Scavenger-Supported Photocatalytic Evidence of an Extended Type I Electronic Structure of the TiO2@Fe2O3 Interface

Anita Trenczek-Zajac; Milena Synowiec; Katarzyna Zakrzewska; Karolina Zazakowny; Kazimierz Kowalski; Andrzej Dziedzic; Marta Radecka

doi:10.1021/acsami.2c06404

Scavenger-Supported Photocatalytic Evidence of an Extended Type I Electronic Structure of the TiO₂@Fe₂O₃ Interface

ACS Appl Mater Interfaces. 2022 Aug 24;14(33):38255-38269. doi: 10.1021/acsami.2c06404. Epub 2022 Aug 15.

Authors

Anita Trenczek-Zajac¹, Milena Synowiec¹, Katarzyna Zakrzewska², Karolina Zazakowny¹, Kazimierz Kowalski³, Andrzej Dziedzic⁴, Marta Radecka¹

Affiliations

¹ Faculty of Materials Science and Ceramics, AGH University of Science and Technology, Krakow 30-059, Poland.
² Faculty of Computer Science, Electronics and Telecommunications, AGH University of Science and Technology, Krakow 30-059, Poland.
³ Faculty of Metals Engineering and Industrial Computer Science, AGH University of Science and Technology, Krakow 30-059, Poland.
⁴ Institute of Physics, College of Natural Sciences, University of Rzeszow, Rzeszow 35-310, Poland.

Abstract

Heterostructures of TiO₂@Fe₂O₃ with a specific electronic structure and morphology enable us to control the interfacial charge transport necessary for their efficient photocatalytic performance.

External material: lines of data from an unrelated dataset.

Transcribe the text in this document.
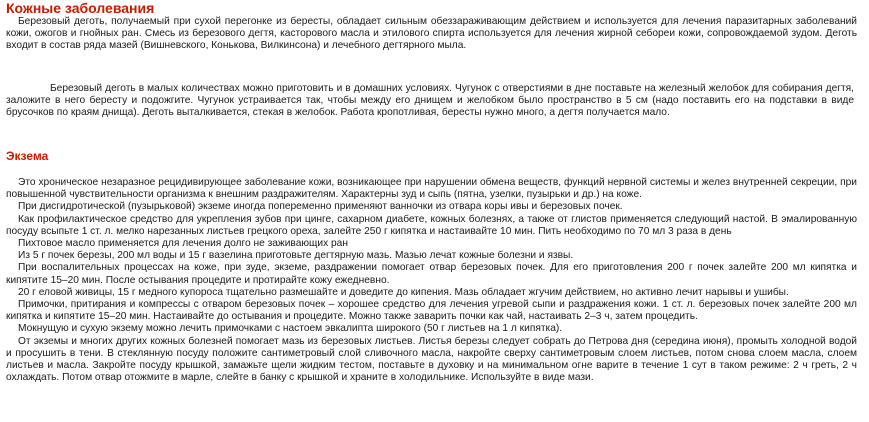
Кожные заболевания

Березовый деготь, получаемый при сухой перегонке из бересты, обладает сильным обеззараживающим действием и используется для лечения паразитарных заболеваний кожи, ожогов и гнойных ран. Смесь из березового дегтя, касторового масла и этилового спирта используется для лечения жирной себореи кожи, сопровождаемой зудом. Деготь входит в состав ряда мазей (Вишневского, Конькова, Вилкинсона) и лечебного дегтярного мыла.

Березовый деготь в малых количествах можно приготовить и в домашних условиях. Чугунок с отверстиями в дне поставьте на железный желобок для собирания дегтя, заложите в него бересту и подожгите. Чугунок устраивается так, чтобы между его днищем и желобком было пространство в 5 см (надо поставить его на подставки в виде брусочков по краям днища). Деготь выталкивается, стекая в желобок. Работа кропотливая, бересты нужно много, а дегтя получается мало.

Экзема

Это хроническое незаразное рецидивирующее заболевание кожи, возникающее при нарушении обмена веществ, функций нервной системы и желез внутренней секреции, при повышенной чувствительности организма к внешним раздражителям. Характерны зуд и сыпь (пятна, узелки, пузырьки и др.) на коже.

При дисгидротической (пузырьковой) экземе иногда попеременно применяют ванночки из отвара коры ивы и березовых почек.

Как профилактическое средство для укрепления зубов при цинге, сахарном диабете, кожных болезнях, а также от глистов применяется следующий настой. В эмалированную посуду всыпьте 1 ст. л. мелко нарезанных листьев грецкого ореха, залейте 250 г кипятка и настаивайте 10 мин. Пить необходимо по 70 мл 3 раза в день

Пихтовое масло применяется для лечения долго не заживающих ран

Из 5 г почек березы, 200 мл воды и 15 г вазелина приготовьте дегтярную мазь. Мазью лечат кожные болезни и язвы.

При воспалительных процессах на коже, при зуде, экземе, раздражении помогает отвар березовых почек. Для его приготовления 200 г почек залейте 200 мл кипятка и кипятите 15–20 мин. После остывания процедите и протирайте кожу ежедневно.

20 г еловой живицы, 15 г медного купороса тщательно размешайте и доведите до кипения. Мазь обладает жгучим действием, но активно лечит нарывы и ушибы.

Примочки, притирания и компрессы с отваром березовых почек – хорошее средство для лечения угревой сыпи и раздражения кожи. 1 ст. л. березовых почек залейте 200 мл кипятка и кипятите 15–20 мин. Настаивайте до остывания и процедите. Можно также заварить почки как чай, настаивать 2–3 ч, затем процедить.

Мокнущую и сухую экзему можно лечить примочками с настоем эвкалипта широкого (50 г листьев на 1 л кипятка).

От экземы и многих других кожных болезней помогает мазь из березовых листьев. Листья березы следует собрать до Петрова дня (середина июня), промыть холодной водой и просушить в тени. В стеклянную посуду положите сантиметровый слой сливочного масла, накройте сверху сантиметровым слоем листьев, потом снова слоем масла, слоем листьев и масла. Закройте посуду крышкой, замажьте щели жидким тестом, поставьте в духовку и на минимальном огне варите в течение 1 сут в таком режиме: 2 ч греть, 2 ч охлаждать. Потом отвар отожмите в марле, слейте в банку с крышкой и храните в холодильнике. Используйте в виде мази.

In spite of the extensive research, there still remains a profound ambiguity as far as the band alignment at the interface of TiO₂@Fe₂O₃ is concerned. In this work, the extended type I heterojunction between anatase TiO₂ nanocrystals and α-Fe₂O₃ hematite nanograins is proposed. Experimental evidence supporting this conclusion is based on direct measurements such as optical spectroscopy, X-ray photoemission spectroscopy, scanning electron microscopy, high-resolution transmission electron microscopy (HRTEM), and the results of indirect studies of photocatalytic decomposition of rhodamine B (RhB) with selected scavengers of various active species of OH^•, h^•, e^-, and ^•O₂^-. The presence of small 6-8 nm Fe₂O₃ crystallites at the surface of TiO₂ has been confirmed in HRTEM images. Irregular 15-50 nm needle-like hematite grains could be observed in scanning electron micrographs. Substitutional incorporation of Fe³⁺ ions into the TiO₂ crystal lattice is predicted by a 0.16% decrease in lattice parameter a and a 0.08% change of c, as well as by a shift of the Raman E_g(1) peak from 143 cm^-1 in pure TiO₂ to 149 cm^-1 in Fe₂O₃-modified TiO₂. Analysis of O 1s XPS spectra corroborates this conclusion, indicating the formation of oxygen vacancies at the surface of titanium(IV) oxide. The presence of the Fe³⁺ impurity level in the forbidden band gap of TiO₂ is revealed by the 2.80 eV optical transition. The size effect is responsible for the absorption feature appearing at 2.48 eV. Increased photocatalytic activity within the visible range suggests that the electron transfer involves high energy levels of Fe₂O₃. Well-programed experiments with scavengers allow us to eliminate the less probable mechanisms of RhB photodecomposition and propose a band diagram of the TiO₂@Fe₂O₃ heterojunction.

Keywords: Fe2O3; TiO2; band diagram; electron transfer; heterostructures; interface; photocatalysis.